Na decisão publicada nesta terça-feira (23), a juíza Mary Scriven, do Tribunal Distrital dos EUA para o Distrito da Flórida, também chancelou o ingresso formal do governo brasileiro no caso. Consequentemente, a magistrada adiou a análise do pedido de extinção do processo, que a Advocacia-Geral da União (AGU) havia apresentado anteriormente.
A Rumble e a Trump Media sustentavam o pedido de revelia sob a alegação de que notificaram Moraes por meios autorizados pela legislação americana. Na semana passada, as corporações afirmaram que o ministro do STF deixou o prazo legal expirar sem enviar respostas ou solicitar prorrogação.
Contudo, a juíza Mary Scriven pontuou que, antes de avaliar uma eventual revelia de Moraes, a Corte precisa julgar questões preliminares apontadas pelo governo brasileiro, incluindo o encerramento definitivo do litígio. Por essa razão, o tribunal negou a revelia “sem prejuízo”, dispositivo jurídico que permite que as empresas reapresentem o requerimento no futuro, caso seja considerado cabível.
AGU defende soberania nacional em tribunal estrangeiro
Com a autorização para participar do processo, a AGU argumenta que Alexandre de Moraes proferiu todas as decisões questionadas no estrito exercício de suas funções institucionais como ministro do STF. Dessa forma, a defesa do Estado brasileiro alega que os atos do magistrado não podem se submeter ao crivo de um tribunal de outra nação.
Agora, a juíza determinou que a Rumble e a Trump Media apresentem, no prazo de até 14 dias, uma resposta formal aos argumentos de extinção trazidos pela AGU. A Suprema Corte americana só definirá os próximos passos do processo após analisar detalhadamente essa contestação.
Entenda o processo contra Alexandre de Moraes nos EUA
O embate jurídico começou em fevereiro, quando as plataformas abriram a ação no Tribunal Federal da Flórida. Posteriormente, em maio, Moraes recebeu a notificação judicial por e-mail para responder ao caso.

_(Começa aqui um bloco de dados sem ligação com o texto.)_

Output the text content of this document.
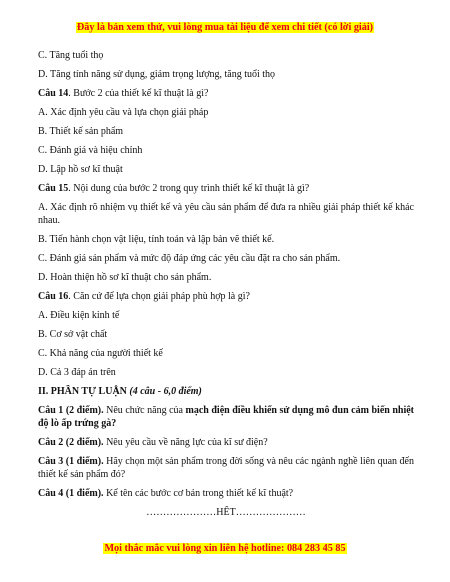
Đây là bản xem thử, vui lòng mua tài liệu để xem chi tiết (có lời giải)
C. Tăng tuổi thọ
D. Tăng tính năng sử dụng, giảm trọng lượng, tăng tuổi thọ
Câu 14. Bước 2 của thiết kế kĩ thuật là gì?
A. Xác định yêu cầu và lựa chọn giải pháp
B. Thiết kế sản phẩm
C. Đánh giá và hiệu chỉnh
D. Lập hồ sơ kĩ thuật
Câu 15. Nội dung của bước 2 trong quy trình thiết kế kĩ thuật là gì?
A. Xác định rõ nhiệm vụ thiết kế và yêu cầu sản phẩm để đưa ra nhiều giải pháp thiết kế khác nhau.
B. Tiến hành chọn vật liệu, tính toán và lập bản vẽ thiết kế.
C. Đánh giá sản phẩm và mức độ đáp ứng các yêu cầu đặt ra cho sản phẩm.
D. Hoàn thiện hồ sơ kĩ thuật cho sản phẩm.
Câu 16. Căn cứ để lựa chọn giải pháp phù hợp là gì?
A. Điều kiện kinh tế
B. Cơ sở vật chất
C. Khả năng của người thiết kế
D. Cả 3 đáp án trên
II. PHẦN TỰ LUẬN (4 câu - 6,0 điểm)
Câu 1 (2 điểm). Nêu chức năng của mạch điện điều khiển sử dụng mô đun cảm biến nhiệt độ lò ấp trứng gà?
Câu 2 (2 điểm). Nêu yêu cầu về năng lực của kĩ sư điện?
Câu 3 (1 điểm). Hãy chọn một sản phẩm trong đời sống và nêu các ngành nghề liên quan đến thiết kế sản phẩm đó?
Câu 4 (1 điểm). Kể tên các bước cơ bản trong thiết kế kĩ thuật?
…………………HẾT…………………
Mọi thắc mắc vui lòng xin liên hệ hotline: 084 283 45 85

As empresas acusam o magistrado brasileiro de promover censura ilegal contra discursos políticos de usuários alinhados à direita no Brasil, citando como exemplo o influenciador Allan dos Santos. Segundo a tese das corporações, as ordens judiciais de Moraes para bloquear contas na Rumble violam a Primeira Emenda da Constituição dos EUA, que garante a liberdade de expressão.

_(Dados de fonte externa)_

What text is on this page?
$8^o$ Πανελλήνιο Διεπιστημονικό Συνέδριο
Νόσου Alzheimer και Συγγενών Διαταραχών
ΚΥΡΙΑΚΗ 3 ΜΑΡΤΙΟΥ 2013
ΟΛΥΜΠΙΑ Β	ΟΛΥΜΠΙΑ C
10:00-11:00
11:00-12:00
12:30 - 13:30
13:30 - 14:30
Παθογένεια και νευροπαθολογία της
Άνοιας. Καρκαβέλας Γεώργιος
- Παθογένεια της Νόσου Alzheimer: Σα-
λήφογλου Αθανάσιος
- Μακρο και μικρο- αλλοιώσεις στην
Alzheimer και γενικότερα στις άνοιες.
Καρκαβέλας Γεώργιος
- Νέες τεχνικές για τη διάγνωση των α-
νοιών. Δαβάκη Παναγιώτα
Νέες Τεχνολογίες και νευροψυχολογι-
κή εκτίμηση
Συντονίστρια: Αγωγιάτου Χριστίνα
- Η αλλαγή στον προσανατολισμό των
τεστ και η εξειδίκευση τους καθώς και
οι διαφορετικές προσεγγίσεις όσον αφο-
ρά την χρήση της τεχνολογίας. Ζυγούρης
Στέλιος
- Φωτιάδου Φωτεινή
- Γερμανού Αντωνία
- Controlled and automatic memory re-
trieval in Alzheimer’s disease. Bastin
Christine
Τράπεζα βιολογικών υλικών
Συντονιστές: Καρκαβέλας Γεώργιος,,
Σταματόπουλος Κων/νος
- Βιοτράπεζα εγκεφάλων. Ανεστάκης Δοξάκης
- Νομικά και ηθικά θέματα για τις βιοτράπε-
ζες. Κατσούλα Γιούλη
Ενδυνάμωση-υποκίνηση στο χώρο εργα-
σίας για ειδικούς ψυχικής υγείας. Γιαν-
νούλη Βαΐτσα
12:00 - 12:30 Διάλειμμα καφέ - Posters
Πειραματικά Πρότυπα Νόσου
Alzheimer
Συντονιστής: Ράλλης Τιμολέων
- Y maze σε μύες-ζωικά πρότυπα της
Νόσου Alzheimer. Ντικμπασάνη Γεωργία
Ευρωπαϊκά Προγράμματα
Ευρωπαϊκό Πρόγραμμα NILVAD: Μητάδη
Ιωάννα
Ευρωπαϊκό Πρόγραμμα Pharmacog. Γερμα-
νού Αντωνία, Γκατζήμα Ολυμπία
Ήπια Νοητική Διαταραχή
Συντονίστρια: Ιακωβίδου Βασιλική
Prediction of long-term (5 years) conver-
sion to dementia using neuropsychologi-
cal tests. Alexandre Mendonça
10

Além disso, os autores do processo contestam a determinação do ministro para que a plataforma mantivesse uma representação legal ativa no Brasil para o cumprimento das decisões. Embora o STF não tenha mirado a Trump Media diretamente, a empresa do presidente americano alega prejuízos, pois depende da infraestrutura tecnológica da Rumble para operar a rede social Truth Social.